DESMONTANDO EL MITO DEL ÉXODO
Pissano repite el argumento de que un sistema eficiente de transporte público fomentará el éxodo hacia la periferia. Como ha señalado el arquitecto Lucio de Souza, el proceso de vaciamiento de Montevideo hacia Canelones –e incluso del sector terciario de Ciudad Vieja hacia Carrasco, agrego– se ha dado de forma acelerada en la última década, sin un sistema de transporte eficiente. La gente no se va a ir porque el transporte sea rápido; se fue porque la ciudad consolidada ha dejado de ser competitiva, amable, atractiva. Se fue buscando verde, aire puro, espacio. Sostener que debemos mantener el transporte como está para retener a la población es un falso dilema. El éxodo ya se dio con el transporte tal como lo conocemos.
LA MAYOR POLÍTICA AMBIENTAL
En materia climática, el proyecto ataca el corazón del problema en Uruguay. En un país con una matriz eléctrica limpia, el transporte es responsable de más del 60 por ciento de las emisiones de CO2. El proyecto no solo plantea una flota cien por ciento eléctrica, sino que busca el efecto ambiental más potente: el cambio modal. Al ofrecer una alternativa rápida y previsible, se incentiva el uso del sistema público frente al automóvil particular. No existe mayor beneficio ambiental que reducir la cantidad de vehículos individuales en circulación. La huella de carbono de la obra se compensa con creces frente a la reducción sostenida de miles de toneladas de carbono que hoy emiten los caños de escape de los buses convencionales y los automóviles, que irán quedando en las casas de las personas que podrán optar por un nuevo transporte colectivo con similares tiempos de viaje, menores costos en combustible y menos estrés.

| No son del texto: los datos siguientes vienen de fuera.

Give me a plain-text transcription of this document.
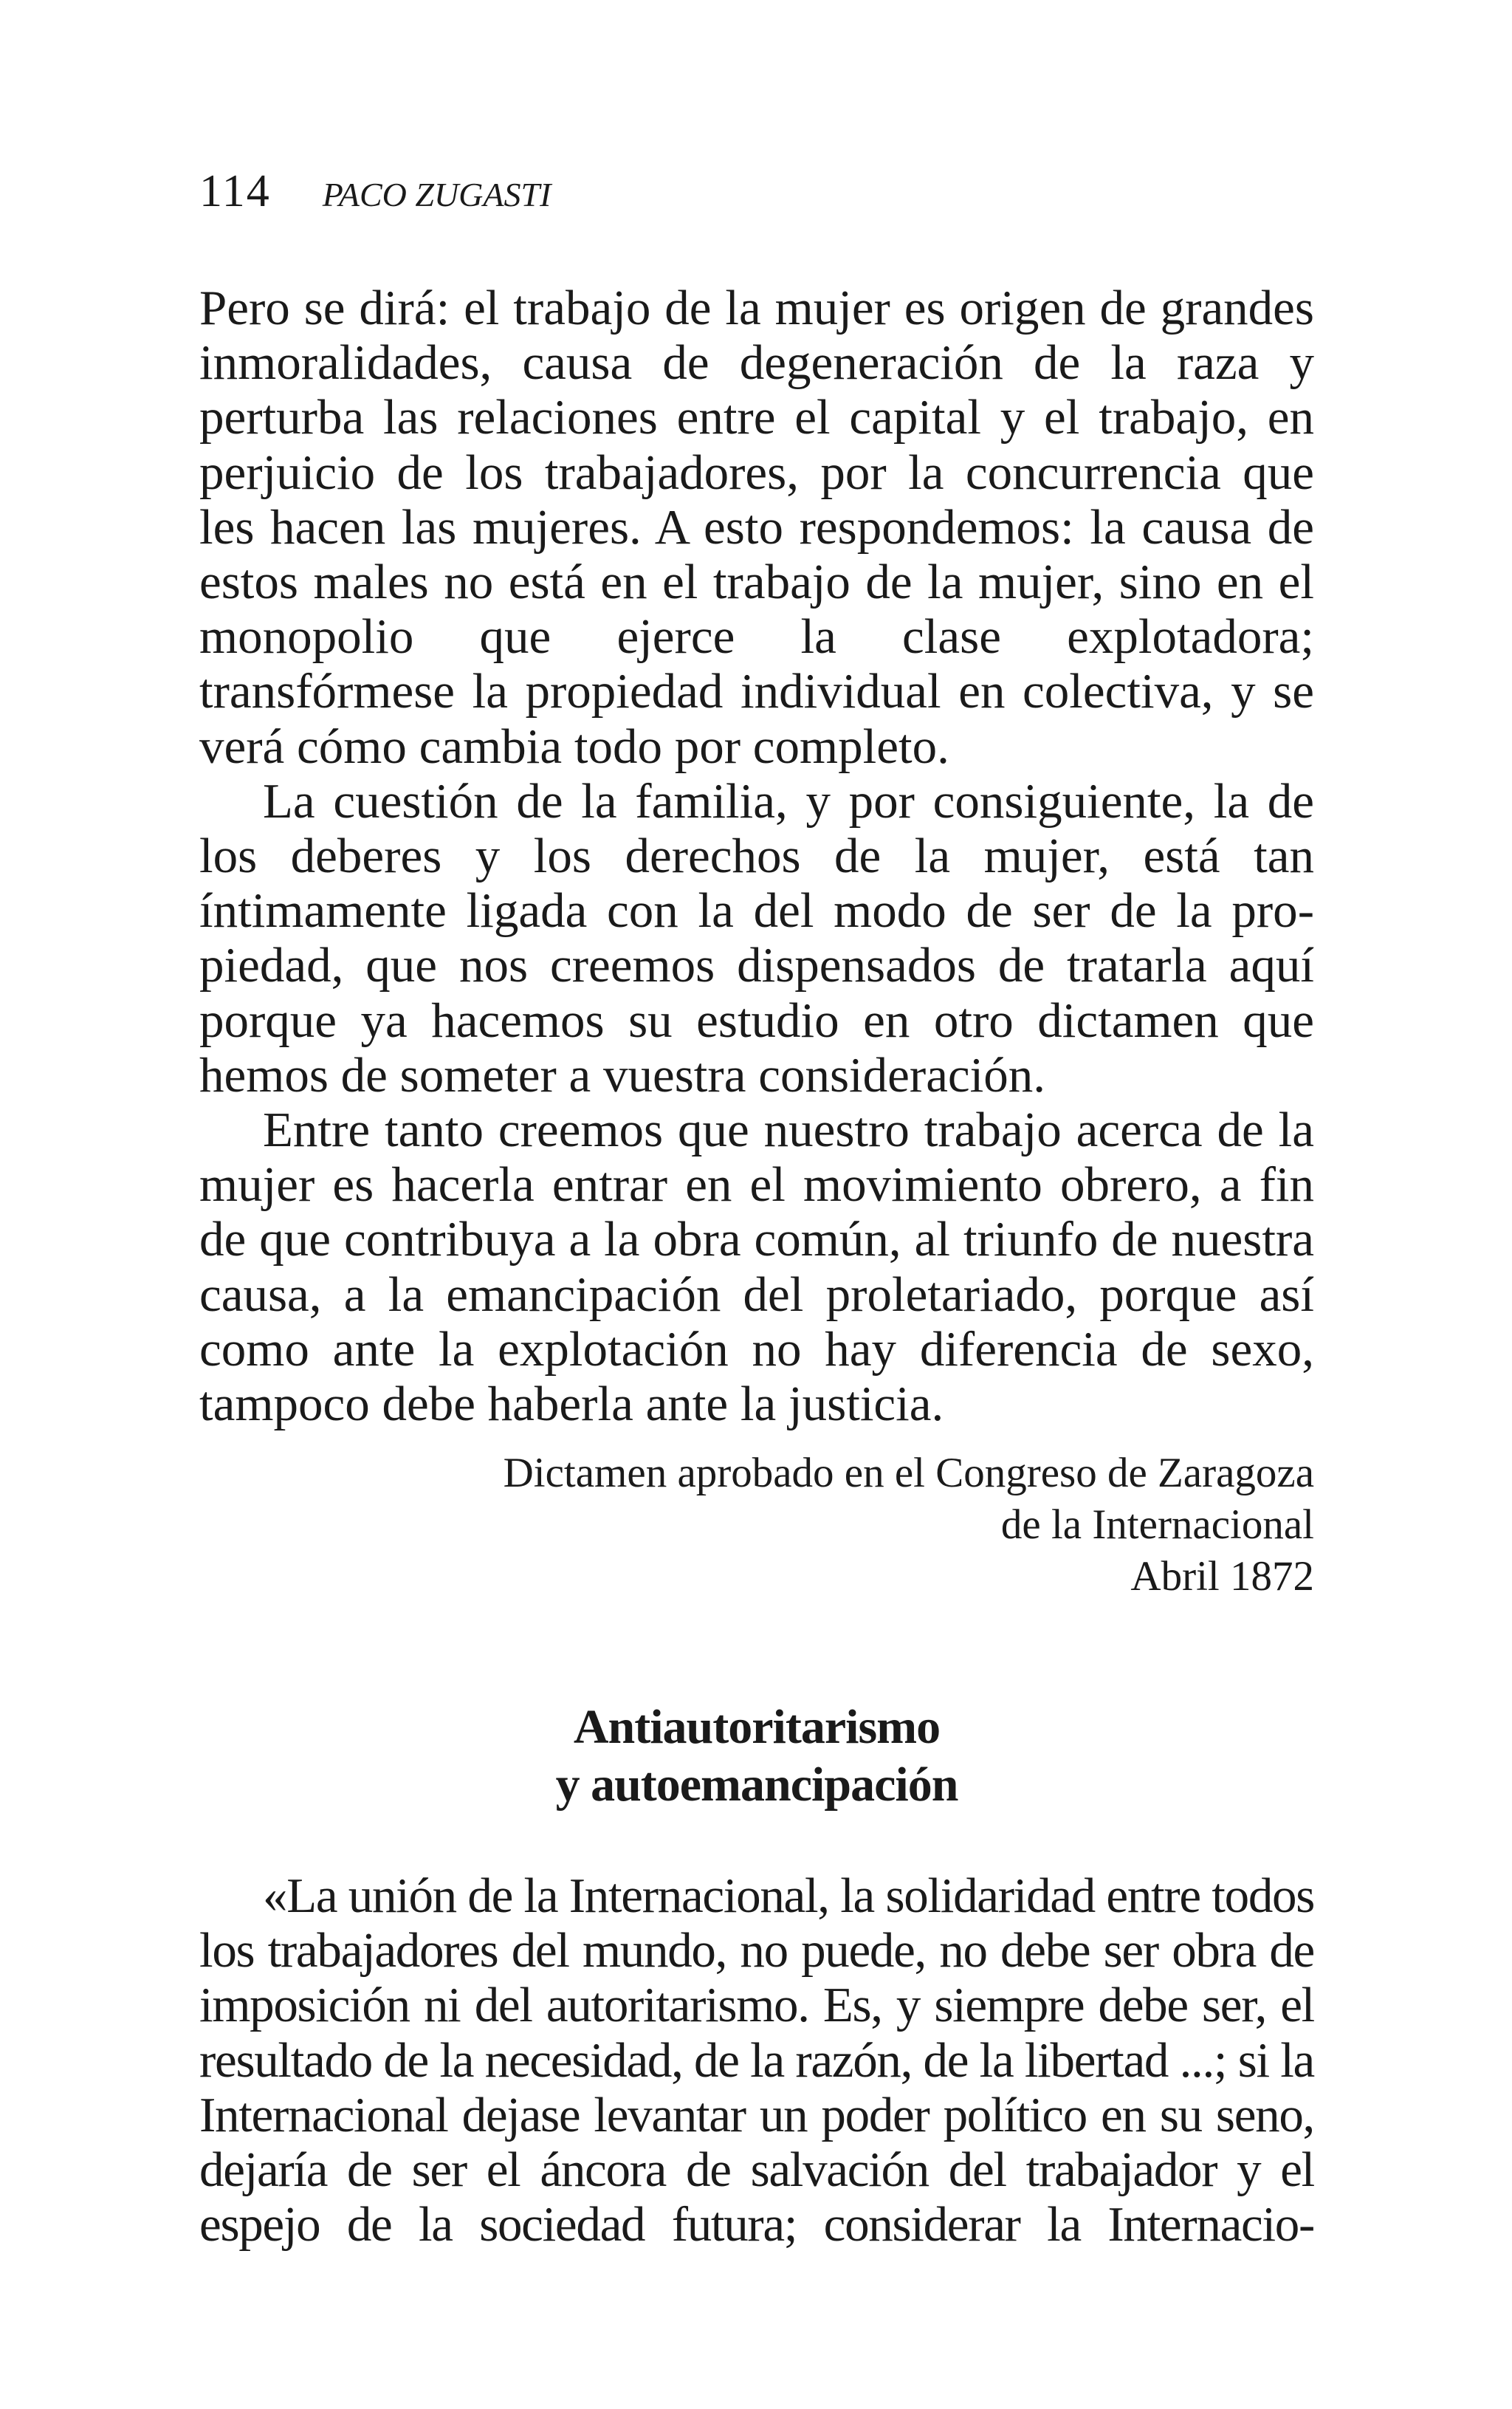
114 PACO ZUGASTI

Pero se dirá: el trabajo de la mujer es origen de grandes inmoralidades, causa de degeneración de la raza y perturba las relaciones entre el capital y el trabajo, en perjuicio de los trabajadores, por la concurrencia que les hacen las mujeres. A esto respondemos: la causa de estos males no está en el trabajo de la mujer, sino en el monopolio que ejerce la clase explotadora; transfórmese la propiedad individual en colectiva, y se verá cómo cambia todo por completo.

La cuestión de la familia, y por consiguiente, la de los deberes y los derechos de la mujer, está tan íntimamente ligada con la del modo de ser de la propiedad, que nos creemos dispensados de tratarla aquí porque ya hacemos su estudio en otro dictamen que hemos de someter a vuestra consideración.

Entre tanto creemos que nuestro trabajo acerca de la mujer es hacerla entrar en el movimiento obrero, a fin de que contribuya a la obra común, al triunfo de nuestra causa, a la emancipación del proletariado, porque así como ante la explotación no hay diferencia de sexo, tampoco debe haberla ante la justicia.

Dictamen aprobado en el Congreso de Zaragoza
de la Internacional
Abril 1872
Antiautoritarismo
y autoemancipación

«La unión de la Internacional, la solidaridad entre todos los trabajadores del mundo, no puede, no debe ser obra de imposición ni del autoritarismo. Es, y siempre debe ser, el resultado de la necesidad, de la razón, de la libertad ...; si la Internacional dejase levantar un poder político en su seno, dejaría de ser el áncora de salvación del trabajador y el espejo de la sociedad futura; considerar la Internacio-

VELOCIDAD COMO HERRAMIENTA DE EQUIDAD
Frente a la retórica de que «la movilidad no es solo velocidad», el proyecto propone una visión territorial de la equidad. No es posible garantizar el «tiempo disponible» ni la «accesibilidad múltiple» de los sectores menos favorecidos si no se mejora la velocidad operacional del transporte público. Para quien vive en la periferia, la fluidez del sistema es lo que garantiza su derecho a la ciudad y su calidad de vida. Sin velocidad, frecuencia y puntualidad, la integración territorial queda en la retórica; pero con esas tres condiciones pasa a ser una realidad de inclusión palpable. Será vivencia.

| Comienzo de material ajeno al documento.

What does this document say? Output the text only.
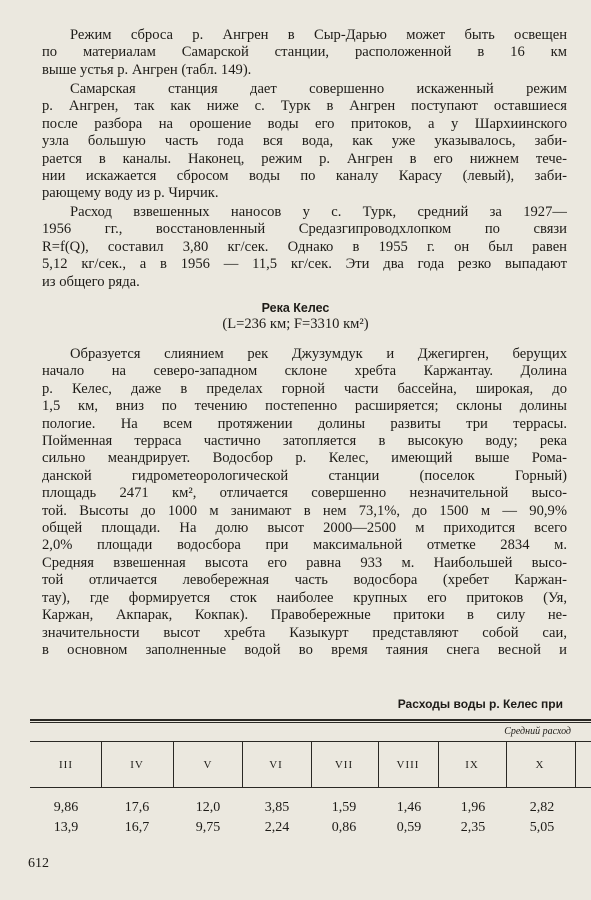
Режим сброса р. Ангрен в Сыр-Дарью может быть освещен
по материалам Самарской станции, расположенной в 16 км
выше устья р. Ангрен (табл. 149).
Самарская станция дает совершенно искаженный режим
р. Ангрен, так как ниже с. Турк в Ангрен поступают оставшиеся
после разбора на орошение воды его притоков, а у Шархиинского
узла большую часть года вся вода, как уже указывалось, заби-
рается в каналы. Наконец, режим р. Ангрен в его нижнем тече-
нии искажается сбросом воды по каналу Карасу (левый), заби-
рающему воду из р. Чирчик.
Расход взвешенных наносов у с. Турк, средний за 1927—
1956 гг., восстановленный Средазгипроводхлопком по связи
R=f(Q), составил 3,80 кг/сек. Однако в 1955 г. он был равен
5,12 кг/сек., а в 1956 — 11,5 кг/сек. Эти два года резко выпадают
из общего ряда.
Река Келес
(L=236 км; F=3310 км²)
Образуется слиянием рек Джузумдук и Джегирген, берущих
начало на северо-западном склоне хребта Каржантау. Долина
р. Келес, даже в пределах горной части бассейна, широкая, до
1,5 км, вниз по течению постепенно расширяется; склоны долины
пологие. На всем протяжении долины развиты три террасы.
Пойменная терраса частично затопляется в высокую воду; река
сильно меандрирует. Водосбор р. Келес, имеющий выше Рома-
данской гидрометеорологической станции (поселок Горный)
площадь 2471 км², отличается совершенно незначительной высо-
той. Высоты до 1000 м занимают в нем 73,1%, до 1500 м — 90,9%
общей площади. На долю высот 2000—2500 м приходится всего
2,0% площади водосбора при максимальной отметке 2834 м.
Средняя взвешенная высота его равна 933 м. Наибольшей высо-
той отличается левобережная часть водосбора (хребет Каржан-
тау), где формируется сток наиболее крупных его притоков (Уя,
Каржан, Акпарак, Кокпак). Правобережные притоки в силу не-
значительности высот хребта Казыкурт представляют собой саи,
в основном заполненные водой во время таяния снега весной и
Расходы воды р. Келес при
Средний расход
III	IV	V	VI	VII	VIII	IX	X
9,86	17,6	12,0	3,85	1,59	1,46	1,96	2,82
13,9	16,7	9,75	2,24	0,86	0,59	2,35	5,05
612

La disputa está abierta: o nos resignamos a una ciudad museo que, bajo un romanticismo de superficie, expulsa a su gente y perpetúa la desigualdad, o construimos las Obras del Bicentenario 2030. El proyecto propone que Montevideo sea, finalmente, una ciudad justa para quien la habita y no solo para quien la mira. El túnel es una herramienta, un medio; la meta es una ciudad con más tiempo y espacio para la vida.
(Pablo Inthamoussu es diputado por el Movimiento de Participación Popular [Frente Amplio]. Fue director general de Movilidad en la Intendencia de Montevideo entre 2016 y 2025).